SES-PB - Secretaria de Estado de Saúde da Paraíba — Prova 2018
São doenças ou agravos de notificação compulsória em nível nacional:
DNC nacional inclui: Acidente de trabalho com material biológico, eventos adversos graves pós-vacinação e hanseníase.
A notificação compulsória é vital para a vigilância epidemiológica e controle de doenças. A lista abrange desde doenças infecciosas clássicas até agravos específicos de saúde pública, como acidentes de trabalho e eventos pós-vacinação.
A notificação compulsória é um pilar fundamental da vigilância epidemiológica em saúde pública, permitindo que as autoridades de saúde monitorem a ocorrência de doenças e agravos, identifiquem surtos, avaliem tendências e implementem medidas de controle e prevenção eficazes. No Brasil, a lista de doenças e agravos de notificação compulsória é definida pelo Ministério da Saúde e atualizada periodicamente. Essa lista abrange uma vasta gama de condições, que vão desde doenças infecciosas clássicas (como tuberculose, raiva humana, febre amarela e hanseníase) até agravos específicos de saúde pública. Entre os agravos, destacam-se os acidentes de trabalho com exposição a material biológico, que são cruciais para a implementação de profilaxia pós-exposição e monitoramento da saúde do trabalhador. Além disso, os eventos adversos graves ou óbitos pós-vacinação são de notificação compulsória para garantir a segurança das campanhas de imunização e investigar possíveis problemas com as vacinas. A toxoplasmose, por exemplo, é de notificação compulsória em sua forma congênita, mas não a adquirida em adultos, o que demonstra a especificidade da lista.
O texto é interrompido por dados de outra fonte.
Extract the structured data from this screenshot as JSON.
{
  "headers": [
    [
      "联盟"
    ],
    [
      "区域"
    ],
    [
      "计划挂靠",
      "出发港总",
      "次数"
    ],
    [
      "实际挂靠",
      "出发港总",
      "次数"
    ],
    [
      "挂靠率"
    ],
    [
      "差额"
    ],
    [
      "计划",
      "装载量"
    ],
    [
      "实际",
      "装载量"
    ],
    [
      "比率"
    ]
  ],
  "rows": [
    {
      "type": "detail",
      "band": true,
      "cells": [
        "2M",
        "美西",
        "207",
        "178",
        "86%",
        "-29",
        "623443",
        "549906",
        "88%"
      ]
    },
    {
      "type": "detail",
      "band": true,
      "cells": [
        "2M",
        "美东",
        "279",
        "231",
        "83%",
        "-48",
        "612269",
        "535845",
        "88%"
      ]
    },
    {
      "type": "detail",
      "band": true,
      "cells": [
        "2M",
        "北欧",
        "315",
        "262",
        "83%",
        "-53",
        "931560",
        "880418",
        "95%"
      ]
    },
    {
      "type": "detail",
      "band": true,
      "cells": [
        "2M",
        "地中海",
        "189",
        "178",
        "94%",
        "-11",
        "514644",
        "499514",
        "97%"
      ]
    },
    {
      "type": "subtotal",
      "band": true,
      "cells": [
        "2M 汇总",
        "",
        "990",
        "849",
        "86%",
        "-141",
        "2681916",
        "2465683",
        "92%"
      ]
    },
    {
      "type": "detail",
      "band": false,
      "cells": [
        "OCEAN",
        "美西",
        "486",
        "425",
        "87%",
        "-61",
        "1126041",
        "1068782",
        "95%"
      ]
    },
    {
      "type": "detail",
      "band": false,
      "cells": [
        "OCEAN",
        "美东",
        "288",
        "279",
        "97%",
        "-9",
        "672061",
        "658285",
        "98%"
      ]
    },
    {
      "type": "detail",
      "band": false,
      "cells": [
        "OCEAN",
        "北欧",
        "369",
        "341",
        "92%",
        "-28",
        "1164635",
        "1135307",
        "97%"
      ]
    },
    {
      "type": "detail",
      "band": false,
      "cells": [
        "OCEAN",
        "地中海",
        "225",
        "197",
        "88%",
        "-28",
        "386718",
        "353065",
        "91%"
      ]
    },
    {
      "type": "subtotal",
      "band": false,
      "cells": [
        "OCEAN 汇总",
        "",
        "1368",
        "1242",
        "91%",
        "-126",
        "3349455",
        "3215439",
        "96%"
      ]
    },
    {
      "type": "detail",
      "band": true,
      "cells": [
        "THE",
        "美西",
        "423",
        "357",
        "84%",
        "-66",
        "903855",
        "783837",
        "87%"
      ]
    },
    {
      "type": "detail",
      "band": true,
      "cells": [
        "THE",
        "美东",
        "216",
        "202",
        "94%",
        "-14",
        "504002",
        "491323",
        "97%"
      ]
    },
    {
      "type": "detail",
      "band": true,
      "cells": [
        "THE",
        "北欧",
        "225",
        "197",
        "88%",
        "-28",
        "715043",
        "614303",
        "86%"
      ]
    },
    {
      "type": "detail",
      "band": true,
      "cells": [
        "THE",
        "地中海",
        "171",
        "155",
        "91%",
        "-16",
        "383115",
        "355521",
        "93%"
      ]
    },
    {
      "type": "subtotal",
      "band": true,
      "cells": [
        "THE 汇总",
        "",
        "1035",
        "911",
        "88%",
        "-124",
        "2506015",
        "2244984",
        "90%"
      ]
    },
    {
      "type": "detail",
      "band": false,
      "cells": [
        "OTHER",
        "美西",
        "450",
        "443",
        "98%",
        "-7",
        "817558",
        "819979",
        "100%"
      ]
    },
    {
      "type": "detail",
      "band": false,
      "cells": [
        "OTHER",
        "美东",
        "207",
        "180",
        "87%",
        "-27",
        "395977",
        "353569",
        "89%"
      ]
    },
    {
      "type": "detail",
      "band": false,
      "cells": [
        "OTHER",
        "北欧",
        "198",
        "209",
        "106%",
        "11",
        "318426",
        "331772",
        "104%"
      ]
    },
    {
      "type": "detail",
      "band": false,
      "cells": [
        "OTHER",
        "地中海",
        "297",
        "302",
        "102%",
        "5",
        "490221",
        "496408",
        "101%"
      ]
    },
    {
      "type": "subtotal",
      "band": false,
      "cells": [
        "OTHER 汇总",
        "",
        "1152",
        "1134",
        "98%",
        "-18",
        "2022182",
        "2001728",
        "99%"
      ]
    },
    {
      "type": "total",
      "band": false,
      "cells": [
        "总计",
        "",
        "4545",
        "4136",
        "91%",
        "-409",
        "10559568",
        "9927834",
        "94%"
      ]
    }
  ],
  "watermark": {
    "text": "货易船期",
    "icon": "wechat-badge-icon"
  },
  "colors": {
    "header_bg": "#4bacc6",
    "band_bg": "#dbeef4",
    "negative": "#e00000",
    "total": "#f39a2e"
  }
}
É essencial que os profissionais de saúde estejam familiarizados com essa lista para cumprir suas responsabilidades e contribuir para a saúde coletiva.
São doenças ou agravos de saúde que, por sua importância epidemiológica, devem ser comunicados às autoridades de saúde para fins de vigilância e controle.
Além de doenças infecciosas, incluem acidentes de trabalho com exposição a material biológico, eventos adversos graves ou óbitos pós-vacinação, e violências.
A hanseníase é uma doença crônica que, apesar de ter tratamento, ainda representa um desafio de saúde pública no Brasil, exigindo vigilância para controle e eliminação.